- DVD cover
- Genre: Drama; Thriller;
- Based on: Carolina Moon by Nora Roberts
- Screenplay by: Stephen Tolkin
- Directed by: Stephen Tolkin
- Starring: Claire Forlani; Oliver Hudson;
- Theme music composer: Steve Porcaro
- Country of origin: United States
- Original language: English

Production
- Producers: Stephanie Germaine; Peter Guber; Peter E. Strauss;
- Cinematography: Derick Underschultz
- Editor: Gib Jaffe
- Running time: 95 minutes
- Production company: Mandalay TV

Original release
- Network: Lifetime
- Release: February 19, 2007

= Carolina Moon (2007 film) =

Carolina Moon is a 2007 American television film directed by Stephen Tolkin and starring Claire Forlani and Oliver Hudson. Based on the 2000 Nora Roberts novel Carolina Moon, the film is about a woman with psychic visions who returns to her hometown to exorcise her demons and finds both danger and love. Carolina Moon is part of the Nora Roberts 2007 movie collection, which also includes Angels Fall, Blue Smoke, and Montana Sky. The movie debuted February 19, 2007 on Lifetime Television.

==Plot==
Young Tory Bodeen (Forlani) is blessed - or maybe cursed - with clairvoyance. Her childhood best friend, Hope, is murdered and she leaves town. Years later she returns to open a retail store. Tory's father, an abusive religious fanatic and ex-con remains the prime suspect in the unsolved murder.
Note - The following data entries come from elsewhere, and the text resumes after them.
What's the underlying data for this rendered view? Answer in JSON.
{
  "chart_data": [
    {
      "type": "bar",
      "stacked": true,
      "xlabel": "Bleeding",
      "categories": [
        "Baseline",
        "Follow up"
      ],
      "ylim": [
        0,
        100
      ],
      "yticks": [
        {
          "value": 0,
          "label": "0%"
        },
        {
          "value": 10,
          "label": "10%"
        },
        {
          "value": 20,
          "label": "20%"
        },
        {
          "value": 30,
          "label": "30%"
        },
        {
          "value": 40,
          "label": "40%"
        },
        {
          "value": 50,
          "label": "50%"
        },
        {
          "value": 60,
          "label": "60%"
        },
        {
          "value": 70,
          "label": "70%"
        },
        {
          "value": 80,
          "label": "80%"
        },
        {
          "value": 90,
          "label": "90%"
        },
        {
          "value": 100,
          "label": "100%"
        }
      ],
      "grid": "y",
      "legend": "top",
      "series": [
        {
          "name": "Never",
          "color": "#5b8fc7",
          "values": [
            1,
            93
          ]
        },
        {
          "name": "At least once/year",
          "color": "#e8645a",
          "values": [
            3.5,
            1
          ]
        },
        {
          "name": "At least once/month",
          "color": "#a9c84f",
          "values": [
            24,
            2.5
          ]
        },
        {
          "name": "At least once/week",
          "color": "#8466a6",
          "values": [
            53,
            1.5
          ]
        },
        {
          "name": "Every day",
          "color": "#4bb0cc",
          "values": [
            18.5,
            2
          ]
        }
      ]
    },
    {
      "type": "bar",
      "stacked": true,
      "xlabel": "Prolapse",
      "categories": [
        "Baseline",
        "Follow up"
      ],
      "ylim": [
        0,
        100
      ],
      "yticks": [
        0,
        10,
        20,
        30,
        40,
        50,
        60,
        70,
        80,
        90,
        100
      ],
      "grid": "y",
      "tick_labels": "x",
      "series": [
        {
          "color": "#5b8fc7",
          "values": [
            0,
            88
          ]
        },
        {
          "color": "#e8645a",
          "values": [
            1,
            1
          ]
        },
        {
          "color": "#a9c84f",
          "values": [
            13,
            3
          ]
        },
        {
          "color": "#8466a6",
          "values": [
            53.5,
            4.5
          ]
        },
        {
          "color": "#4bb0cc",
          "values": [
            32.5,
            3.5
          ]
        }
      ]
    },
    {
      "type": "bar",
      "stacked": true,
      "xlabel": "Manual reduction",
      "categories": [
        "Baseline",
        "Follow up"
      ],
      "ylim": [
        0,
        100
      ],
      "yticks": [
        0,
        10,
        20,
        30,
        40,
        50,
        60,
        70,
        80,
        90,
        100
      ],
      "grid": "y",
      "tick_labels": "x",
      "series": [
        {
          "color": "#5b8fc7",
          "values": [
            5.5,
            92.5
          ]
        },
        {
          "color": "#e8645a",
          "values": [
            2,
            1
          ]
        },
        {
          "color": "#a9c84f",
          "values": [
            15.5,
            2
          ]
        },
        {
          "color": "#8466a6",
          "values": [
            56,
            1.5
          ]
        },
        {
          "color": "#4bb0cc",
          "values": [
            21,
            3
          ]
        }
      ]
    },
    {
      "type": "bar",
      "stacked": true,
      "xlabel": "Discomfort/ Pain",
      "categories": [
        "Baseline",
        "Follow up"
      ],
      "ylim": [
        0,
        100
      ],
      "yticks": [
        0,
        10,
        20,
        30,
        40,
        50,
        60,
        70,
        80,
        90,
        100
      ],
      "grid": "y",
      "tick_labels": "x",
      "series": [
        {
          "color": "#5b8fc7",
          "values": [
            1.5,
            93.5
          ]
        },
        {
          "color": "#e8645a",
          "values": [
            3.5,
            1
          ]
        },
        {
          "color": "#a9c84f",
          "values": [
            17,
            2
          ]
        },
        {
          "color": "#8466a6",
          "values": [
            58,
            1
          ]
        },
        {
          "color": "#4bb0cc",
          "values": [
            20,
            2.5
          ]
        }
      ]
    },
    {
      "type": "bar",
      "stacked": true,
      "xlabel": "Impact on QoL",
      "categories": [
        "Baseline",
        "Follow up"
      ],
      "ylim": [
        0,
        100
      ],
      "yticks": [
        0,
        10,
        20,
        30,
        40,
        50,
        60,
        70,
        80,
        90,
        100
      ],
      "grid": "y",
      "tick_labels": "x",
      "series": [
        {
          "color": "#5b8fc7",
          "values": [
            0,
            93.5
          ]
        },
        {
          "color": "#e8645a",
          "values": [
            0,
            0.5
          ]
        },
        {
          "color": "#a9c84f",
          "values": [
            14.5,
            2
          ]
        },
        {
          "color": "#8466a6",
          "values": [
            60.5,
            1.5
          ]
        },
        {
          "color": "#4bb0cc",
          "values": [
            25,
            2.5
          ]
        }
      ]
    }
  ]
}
Her mother is a weak enabler, believing her husband is a good man, and that Tory is evil due to her paranormal abilities.

As the anniversary of Hope's death approaches, Tory resolves to face her demons, with the help of her childhood friends—Tory's cousin Wade (Willett), Hope's twin sister Faith (Davis), and the twins' older brother Cade (Hudson), who realizes his childhood crush on Tory hasn't ended. Will her friends be enough to save Tory?

==Cast==
- Claire Forlani as Victoria "Tory" Bodeen
- Oliver Hudson as Cade Lavelle
- Josie Davis as Faith Lavelle
- Jonathan Scarfe as Dwight Collier
- Chad Willett as Wade Mooney
- Jacqueline Bisset as Margaret Lavelle
- Shaun Johnston as Han Bodeen
- Greg Lawson as Police Chief Carl Russ
- Gabrielle Casha as Young Tory Bodeen
- Kade Phillips as Young Cade Lavelle
- Shae Keebler as Young Faith Lavelle / Hope Lavalle
- Taison Gelinas as Young Dwight Collier
- Connor Robinson as Young Wade Mooney

==Production==
The film was executive produced by Stephanie Germain and Peter Guber, who also 'e.p.-ed' seven other Roberts films for Lifetime in 2007 and 2009.